There’s something quietly powerful about being in a space that knows exactly who it’s for.

On 5 February, I attended the launch of Emeris in Gqeberha, a newly unified higher education brand introduced by ADvTECH. From the moment the ribbon was cut, it felt less like a routine campus opening and more like the start of something considered.

Positioned next to Walmer Park Shopping Centre, the campus feels intentional. Modern, yes, but more importantly, thoughtful. Every space seems shaped by a simple question: how do students actually live, learn, and move through their day?

Walking through the campus, what stood out most was not only the design, but the atmosphere. The openness. The ease. The way the space invites students to stay, rather than rush in and out.

The classrooms reflect this same forward-looking approach. Technology is integrated in a way that feels practical rather than performative, with smart boards positioned on either side of the room so that every student can engage clearly, no matter where they are seated. It is a subtle detail, but a meaningful one. A reminder that inclusivity can be built into the very walls we learn within.

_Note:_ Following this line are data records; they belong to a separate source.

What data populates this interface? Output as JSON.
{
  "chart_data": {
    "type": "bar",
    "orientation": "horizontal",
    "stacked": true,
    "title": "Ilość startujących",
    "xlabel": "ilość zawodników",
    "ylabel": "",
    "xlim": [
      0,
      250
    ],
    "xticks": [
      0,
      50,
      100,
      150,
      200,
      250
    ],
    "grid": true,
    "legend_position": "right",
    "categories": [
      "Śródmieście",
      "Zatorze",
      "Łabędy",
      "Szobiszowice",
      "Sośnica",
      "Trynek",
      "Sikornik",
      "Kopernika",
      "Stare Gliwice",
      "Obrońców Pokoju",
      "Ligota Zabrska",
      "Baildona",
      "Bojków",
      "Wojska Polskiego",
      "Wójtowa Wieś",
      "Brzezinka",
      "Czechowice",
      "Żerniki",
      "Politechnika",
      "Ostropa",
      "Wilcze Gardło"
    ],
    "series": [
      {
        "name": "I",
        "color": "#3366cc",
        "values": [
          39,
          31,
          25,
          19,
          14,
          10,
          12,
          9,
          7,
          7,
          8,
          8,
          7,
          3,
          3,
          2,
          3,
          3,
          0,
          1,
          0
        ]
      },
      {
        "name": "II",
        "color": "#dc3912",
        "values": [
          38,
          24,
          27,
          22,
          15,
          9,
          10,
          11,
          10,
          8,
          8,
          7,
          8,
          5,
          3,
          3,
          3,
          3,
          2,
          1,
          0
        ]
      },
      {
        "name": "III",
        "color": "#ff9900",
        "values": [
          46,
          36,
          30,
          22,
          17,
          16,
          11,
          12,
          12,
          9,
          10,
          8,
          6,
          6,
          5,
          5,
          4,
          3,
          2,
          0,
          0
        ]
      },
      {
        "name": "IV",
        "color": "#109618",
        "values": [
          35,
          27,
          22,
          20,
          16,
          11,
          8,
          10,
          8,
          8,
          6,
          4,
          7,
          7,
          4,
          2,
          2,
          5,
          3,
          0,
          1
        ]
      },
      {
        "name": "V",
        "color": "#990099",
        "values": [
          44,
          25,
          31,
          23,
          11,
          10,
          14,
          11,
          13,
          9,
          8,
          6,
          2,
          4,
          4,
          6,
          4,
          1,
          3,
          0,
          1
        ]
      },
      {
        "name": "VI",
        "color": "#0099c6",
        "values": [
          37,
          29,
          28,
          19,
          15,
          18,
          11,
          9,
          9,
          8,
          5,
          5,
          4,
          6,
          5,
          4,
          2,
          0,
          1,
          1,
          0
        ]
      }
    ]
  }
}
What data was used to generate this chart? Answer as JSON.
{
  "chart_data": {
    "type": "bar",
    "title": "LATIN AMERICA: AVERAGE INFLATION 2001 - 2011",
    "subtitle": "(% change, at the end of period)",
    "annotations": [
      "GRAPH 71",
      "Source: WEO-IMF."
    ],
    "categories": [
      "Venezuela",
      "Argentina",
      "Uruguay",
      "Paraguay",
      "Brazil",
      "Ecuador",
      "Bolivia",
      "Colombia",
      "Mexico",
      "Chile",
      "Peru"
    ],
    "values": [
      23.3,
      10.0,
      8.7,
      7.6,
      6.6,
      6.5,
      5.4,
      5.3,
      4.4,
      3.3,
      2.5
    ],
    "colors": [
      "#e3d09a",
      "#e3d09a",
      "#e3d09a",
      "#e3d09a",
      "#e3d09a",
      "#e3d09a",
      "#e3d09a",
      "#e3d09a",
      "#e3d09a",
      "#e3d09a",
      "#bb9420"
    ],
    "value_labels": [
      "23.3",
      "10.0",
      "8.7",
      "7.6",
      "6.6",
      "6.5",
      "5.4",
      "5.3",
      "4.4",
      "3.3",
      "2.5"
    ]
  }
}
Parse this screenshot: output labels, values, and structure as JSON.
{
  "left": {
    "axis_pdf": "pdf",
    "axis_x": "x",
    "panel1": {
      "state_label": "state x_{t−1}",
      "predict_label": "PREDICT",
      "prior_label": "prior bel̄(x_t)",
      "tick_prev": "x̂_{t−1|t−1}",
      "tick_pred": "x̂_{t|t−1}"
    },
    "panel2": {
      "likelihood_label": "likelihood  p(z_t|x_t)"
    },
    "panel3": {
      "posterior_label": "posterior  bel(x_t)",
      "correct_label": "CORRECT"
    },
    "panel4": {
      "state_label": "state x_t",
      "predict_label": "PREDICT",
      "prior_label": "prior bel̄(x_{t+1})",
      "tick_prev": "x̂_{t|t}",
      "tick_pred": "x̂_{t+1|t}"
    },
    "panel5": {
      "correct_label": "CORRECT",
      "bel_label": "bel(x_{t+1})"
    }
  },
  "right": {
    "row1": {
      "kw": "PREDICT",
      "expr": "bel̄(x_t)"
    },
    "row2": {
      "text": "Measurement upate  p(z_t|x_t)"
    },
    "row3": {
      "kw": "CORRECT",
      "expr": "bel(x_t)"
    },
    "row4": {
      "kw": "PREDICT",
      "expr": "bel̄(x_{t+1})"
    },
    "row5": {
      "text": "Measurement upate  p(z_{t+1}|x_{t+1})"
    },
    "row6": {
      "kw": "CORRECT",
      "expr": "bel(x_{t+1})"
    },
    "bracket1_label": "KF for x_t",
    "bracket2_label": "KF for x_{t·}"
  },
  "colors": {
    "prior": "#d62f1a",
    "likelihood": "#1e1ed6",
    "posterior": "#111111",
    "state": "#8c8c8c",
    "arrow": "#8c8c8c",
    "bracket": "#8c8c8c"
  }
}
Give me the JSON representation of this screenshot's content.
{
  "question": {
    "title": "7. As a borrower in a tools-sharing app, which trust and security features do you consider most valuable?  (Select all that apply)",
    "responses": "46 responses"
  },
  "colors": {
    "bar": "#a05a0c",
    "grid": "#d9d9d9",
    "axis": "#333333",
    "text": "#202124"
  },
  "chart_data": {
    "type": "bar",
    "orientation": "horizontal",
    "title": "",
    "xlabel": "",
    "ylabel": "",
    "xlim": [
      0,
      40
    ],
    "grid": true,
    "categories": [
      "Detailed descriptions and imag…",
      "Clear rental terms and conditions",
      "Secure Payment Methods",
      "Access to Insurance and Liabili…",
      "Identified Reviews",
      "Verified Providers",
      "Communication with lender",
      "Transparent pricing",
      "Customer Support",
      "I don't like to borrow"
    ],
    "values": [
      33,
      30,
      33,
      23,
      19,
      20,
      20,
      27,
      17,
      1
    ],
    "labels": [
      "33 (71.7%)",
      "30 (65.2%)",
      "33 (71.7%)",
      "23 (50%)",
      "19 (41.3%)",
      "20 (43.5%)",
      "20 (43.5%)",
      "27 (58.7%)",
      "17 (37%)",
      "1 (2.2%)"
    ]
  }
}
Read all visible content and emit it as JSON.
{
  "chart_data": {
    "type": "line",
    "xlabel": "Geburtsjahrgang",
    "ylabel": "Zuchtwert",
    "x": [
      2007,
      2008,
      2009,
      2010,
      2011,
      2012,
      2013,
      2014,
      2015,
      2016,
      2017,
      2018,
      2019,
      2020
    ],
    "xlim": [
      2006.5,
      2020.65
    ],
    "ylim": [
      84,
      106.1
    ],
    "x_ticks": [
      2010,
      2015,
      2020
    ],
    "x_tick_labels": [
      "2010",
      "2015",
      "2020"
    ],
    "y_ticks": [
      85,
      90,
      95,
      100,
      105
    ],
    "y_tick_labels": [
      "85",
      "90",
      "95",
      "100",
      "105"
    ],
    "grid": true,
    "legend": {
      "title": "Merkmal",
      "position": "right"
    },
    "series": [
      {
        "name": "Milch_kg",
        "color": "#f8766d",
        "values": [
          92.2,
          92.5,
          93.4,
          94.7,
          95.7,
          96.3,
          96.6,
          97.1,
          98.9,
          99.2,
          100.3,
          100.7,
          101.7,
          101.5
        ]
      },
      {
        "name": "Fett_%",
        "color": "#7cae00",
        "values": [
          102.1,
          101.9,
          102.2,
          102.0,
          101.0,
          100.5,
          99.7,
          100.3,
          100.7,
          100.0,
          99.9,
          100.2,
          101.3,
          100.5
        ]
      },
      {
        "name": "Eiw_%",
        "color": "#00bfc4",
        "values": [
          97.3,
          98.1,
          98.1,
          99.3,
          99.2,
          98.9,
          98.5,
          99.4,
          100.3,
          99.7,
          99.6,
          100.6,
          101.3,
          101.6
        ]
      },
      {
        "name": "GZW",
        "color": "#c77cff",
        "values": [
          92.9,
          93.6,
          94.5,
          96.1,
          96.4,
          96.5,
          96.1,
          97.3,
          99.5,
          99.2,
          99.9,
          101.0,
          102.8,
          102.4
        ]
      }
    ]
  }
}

Beyond the lecture halls, the campus acknowledges that education does not happen in isolation. A contemporary library creates room for both quiet focus and collaboration. An indoor sports centre adds movement and energy to campus life, set to host netball and basketball games alongside cheerleading practices that bring the space alive.

Then there are the in between moments, the ones that often shape the student experience most. A welcoming cafeteria and games area offer space to pause, connect, refuel and reset between classes. These do not feel like afterthoughts. They reflect an understanding that wellbeing and academic performance are closely linked.

Emeris brings together institutions previously known as Varsity College under a single higher education brand. In 2026, it educates more than 30 000 students across South Africa, a scale that speaks to growth, but also to sustained confidence in its offering.

What stayed with me most after the launch was not the size of the campus or the polish of its spaces. It was the intention behind it all.

This feels like a university designed for the world students are stepping into, not the one many of us studied in years ago.

Perhaps that is what the future of education looks like. Spaces that do not simply deliver lectures, but genuinely support the people inside them.